Another gun appeared from the second man’s waistband. Both men then turned and leveled their barrels down at Donnie. Donnie barely had time to scrunch his eyes shut.
Man, I should have just stayed in my room.
Triggers were pulled.
*
Later that same evening in Secaucus, Ezra Krull sat at his office desk and tossed a paper cup of green tea into a black wire trash bin. His younger brother David sat across from him on a leather sofa. Ezra stared.
“Hezbollah?”
David nodded curtly. “Yes.”
Ezra planted his index finger perpendicular on his desk blotter like the center wedge of a sundial.
“Hezbollah? You’re sure? Here? In New Jersey?”
David Krull shifted uncomfortably on the edge of the couch, “Ten minutes ago I spoke
with our friend at the embassy in New York. He confirmed it and advised extreme caution, if not erasure measures.”
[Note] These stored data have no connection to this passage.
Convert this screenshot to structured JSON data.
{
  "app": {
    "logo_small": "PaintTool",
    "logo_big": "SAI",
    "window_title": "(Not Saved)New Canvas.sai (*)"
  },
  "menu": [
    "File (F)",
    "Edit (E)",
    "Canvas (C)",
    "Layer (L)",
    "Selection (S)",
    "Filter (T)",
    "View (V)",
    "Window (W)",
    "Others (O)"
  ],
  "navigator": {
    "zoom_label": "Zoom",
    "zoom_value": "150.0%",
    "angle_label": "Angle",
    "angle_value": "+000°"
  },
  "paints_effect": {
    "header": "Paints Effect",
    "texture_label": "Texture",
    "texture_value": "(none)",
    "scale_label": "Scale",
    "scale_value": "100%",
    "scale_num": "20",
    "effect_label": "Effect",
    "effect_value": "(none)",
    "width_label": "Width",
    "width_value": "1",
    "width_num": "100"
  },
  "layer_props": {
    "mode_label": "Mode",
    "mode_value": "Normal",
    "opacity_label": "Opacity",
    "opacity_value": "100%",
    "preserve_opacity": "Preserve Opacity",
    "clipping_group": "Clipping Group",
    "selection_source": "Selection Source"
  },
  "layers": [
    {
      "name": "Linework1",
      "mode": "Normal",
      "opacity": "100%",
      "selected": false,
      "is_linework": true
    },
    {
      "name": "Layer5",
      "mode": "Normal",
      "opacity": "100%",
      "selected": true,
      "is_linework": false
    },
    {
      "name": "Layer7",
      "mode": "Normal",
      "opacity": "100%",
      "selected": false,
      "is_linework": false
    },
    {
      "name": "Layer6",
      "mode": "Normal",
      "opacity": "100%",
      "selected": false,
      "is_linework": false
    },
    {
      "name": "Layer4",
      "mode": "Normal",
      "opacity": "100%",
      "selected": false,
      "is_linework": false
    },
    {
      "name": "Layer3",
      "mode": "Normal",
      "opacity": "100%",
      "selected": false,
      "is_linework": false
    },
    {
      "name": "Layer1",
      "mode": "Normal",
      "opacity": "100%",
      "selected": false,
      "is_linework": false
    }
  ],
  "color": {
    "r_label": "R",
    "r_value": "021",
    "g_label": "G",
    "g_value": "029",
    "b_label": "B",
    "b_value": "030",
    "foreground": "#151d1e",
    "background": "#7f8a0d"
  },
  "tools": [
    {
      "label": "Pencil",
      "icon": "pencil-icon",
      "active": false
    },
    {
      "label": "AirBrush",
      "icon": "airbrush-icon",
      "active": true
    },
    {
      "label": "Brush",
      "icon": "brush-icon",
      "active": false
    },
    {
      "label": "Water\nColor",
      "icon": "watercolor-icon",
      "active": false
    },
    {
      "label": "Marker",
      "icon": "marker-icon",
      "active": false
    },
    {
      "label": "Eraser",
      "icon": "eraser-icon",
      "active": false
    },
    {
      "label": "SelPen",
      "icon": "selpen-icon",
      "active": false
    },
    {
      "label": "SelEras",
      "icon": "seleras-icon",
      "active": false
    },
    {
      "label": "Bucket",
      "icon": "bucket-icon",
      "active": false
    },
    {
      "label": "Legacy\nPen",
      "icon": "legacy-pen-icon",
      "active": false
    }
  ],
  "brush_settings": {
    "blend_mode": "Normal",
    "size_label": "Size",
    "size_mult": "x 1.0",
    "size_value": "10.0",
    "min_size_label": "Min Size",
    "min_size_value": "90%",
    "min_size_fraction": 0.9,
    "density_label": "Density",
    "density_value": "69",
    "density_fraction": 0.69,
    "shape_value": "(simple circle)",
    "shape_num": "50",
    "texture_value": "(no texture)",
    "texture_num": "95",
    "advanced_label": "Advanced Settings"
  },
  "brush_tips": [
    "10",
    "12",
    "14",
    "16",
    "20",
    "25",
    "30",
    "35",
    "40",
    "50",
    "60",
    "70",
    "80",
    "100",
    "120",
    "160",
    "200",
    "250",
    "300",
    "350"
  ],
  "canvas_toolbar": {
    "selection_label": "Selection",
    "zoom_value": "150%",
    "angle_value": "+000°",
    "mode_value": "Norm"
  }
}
A worried sigh emptied from Ezra’s keg-like chest. He swiveled around in his chair and
stared out the window. David continued.
“I mean, who knew? Tuleshikn? Of all people? I didn’t. You didn’t. He would be the last person anyone would think would be a Mossad agent. The man was studying to be a rabbi for Pete’s sake. His wife…pshht…no prize there, but to be in a motel with a woman like that? Some shiksh? Could he be so flagrantly stupid? I still don’t know why they killed the other man. Wrong place, wrong time I suppose.”
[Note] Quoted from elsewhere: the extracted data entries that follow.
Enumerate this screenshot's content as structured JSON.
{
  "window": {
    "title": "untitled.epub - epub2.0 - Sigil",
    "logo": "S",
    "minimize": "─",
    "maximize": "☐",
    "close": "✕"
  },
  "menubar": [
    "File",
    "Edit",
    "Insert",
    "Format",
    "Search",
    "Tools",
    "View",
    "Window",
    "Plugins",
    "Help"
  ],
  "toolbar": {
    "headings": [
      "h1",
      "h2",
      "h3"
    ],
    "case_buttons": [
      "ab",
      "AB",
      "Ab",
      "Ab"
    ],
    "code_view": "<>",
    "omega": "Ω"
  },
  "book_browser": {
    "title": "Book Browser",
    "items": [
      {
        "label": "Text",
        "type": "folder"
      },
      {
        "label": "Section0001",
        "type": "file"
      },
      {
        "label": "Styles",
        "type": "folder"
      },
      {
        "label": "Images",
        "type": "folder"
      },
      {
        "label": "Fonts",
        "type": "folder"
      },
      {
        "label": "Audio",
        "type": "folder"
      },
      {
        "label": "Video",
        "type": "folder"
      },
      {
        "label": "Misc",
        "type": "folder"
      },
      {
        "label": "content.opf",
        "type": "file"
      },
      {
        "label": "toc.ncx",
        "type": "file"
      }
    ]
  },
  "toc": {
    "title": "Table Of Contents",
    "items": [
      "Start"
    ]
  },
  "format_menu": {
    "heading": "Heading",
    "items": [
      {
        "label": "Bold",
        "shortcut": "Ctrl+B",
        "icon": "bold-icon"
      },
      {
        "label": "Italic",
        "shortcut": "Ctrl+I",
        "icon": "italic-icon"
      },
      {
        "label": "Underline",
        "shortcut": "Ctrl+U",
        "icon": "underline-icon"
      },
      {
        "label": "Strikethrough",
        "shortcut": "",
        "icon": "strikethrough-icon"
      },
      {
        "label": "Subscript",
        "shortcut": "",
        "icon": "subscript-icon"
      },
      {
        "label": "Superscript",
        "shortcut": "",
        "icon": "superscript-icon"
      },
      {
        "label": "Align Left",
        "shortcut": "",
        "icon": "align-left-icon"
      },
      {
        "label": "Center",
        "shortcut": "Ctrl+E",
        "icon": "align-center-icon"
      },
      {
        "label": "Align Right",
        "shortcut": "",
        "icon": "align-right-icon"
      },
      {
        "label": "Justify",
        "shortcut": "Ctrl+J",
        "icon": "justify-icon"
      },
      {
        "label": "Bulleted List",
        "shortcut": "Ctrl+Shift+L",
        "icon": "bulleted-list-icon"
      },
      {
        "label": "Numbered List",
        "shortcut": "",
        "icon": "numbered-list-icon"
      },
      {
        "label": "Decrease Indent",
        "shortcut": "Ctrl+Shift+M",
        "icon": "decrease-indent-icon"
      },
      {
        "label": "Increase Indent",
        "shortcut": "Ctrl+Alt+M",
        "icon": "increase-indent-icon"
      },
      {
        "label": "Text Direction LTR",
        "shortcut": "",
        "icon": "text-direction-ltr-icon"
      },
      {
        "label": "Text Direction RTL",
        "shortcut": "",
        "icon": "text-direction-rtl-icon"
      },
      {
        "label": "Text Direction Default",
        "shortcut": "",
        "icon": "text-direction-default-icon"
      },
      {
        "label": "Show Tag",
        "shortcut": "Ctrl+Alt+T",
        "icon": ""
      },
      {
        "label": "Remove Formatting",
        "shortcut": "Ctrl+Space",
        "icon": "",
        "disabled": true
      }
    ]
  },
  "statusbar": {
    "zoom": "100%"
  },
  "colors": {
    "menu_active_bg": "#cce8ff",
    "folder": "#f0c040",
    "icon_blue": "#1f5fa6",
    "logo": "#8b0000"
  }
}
Ezra ignored his younger brother’s assessment of the crisis. His brother meant well but he always was a bit of a fool. A smattering of IDF experience strolling around Gaza checking out the discos and sipping wine and David thought he scrunched the world by the balls. He knew nothing about the real, inner workings of Mossad.
Ezra rubbed his temples. He tried to picture Tuleshkin. The man had been deep like himself, but much deeper. He knew of him but never actually worked with Tuleshkin. There were rumors. Butchered interrogations, unnecessary collateral damage, children mistakenly erased. And with a clear conscience the man decided to pursue rabbinical studies? Now that was what you call compartmentalization.
“Ezra?”
Ezra craned his neck back to his little brother, “Mmm?”
“What do you want to do?”
Ezra checked his watch and cleared his throat. “We must be cautious.”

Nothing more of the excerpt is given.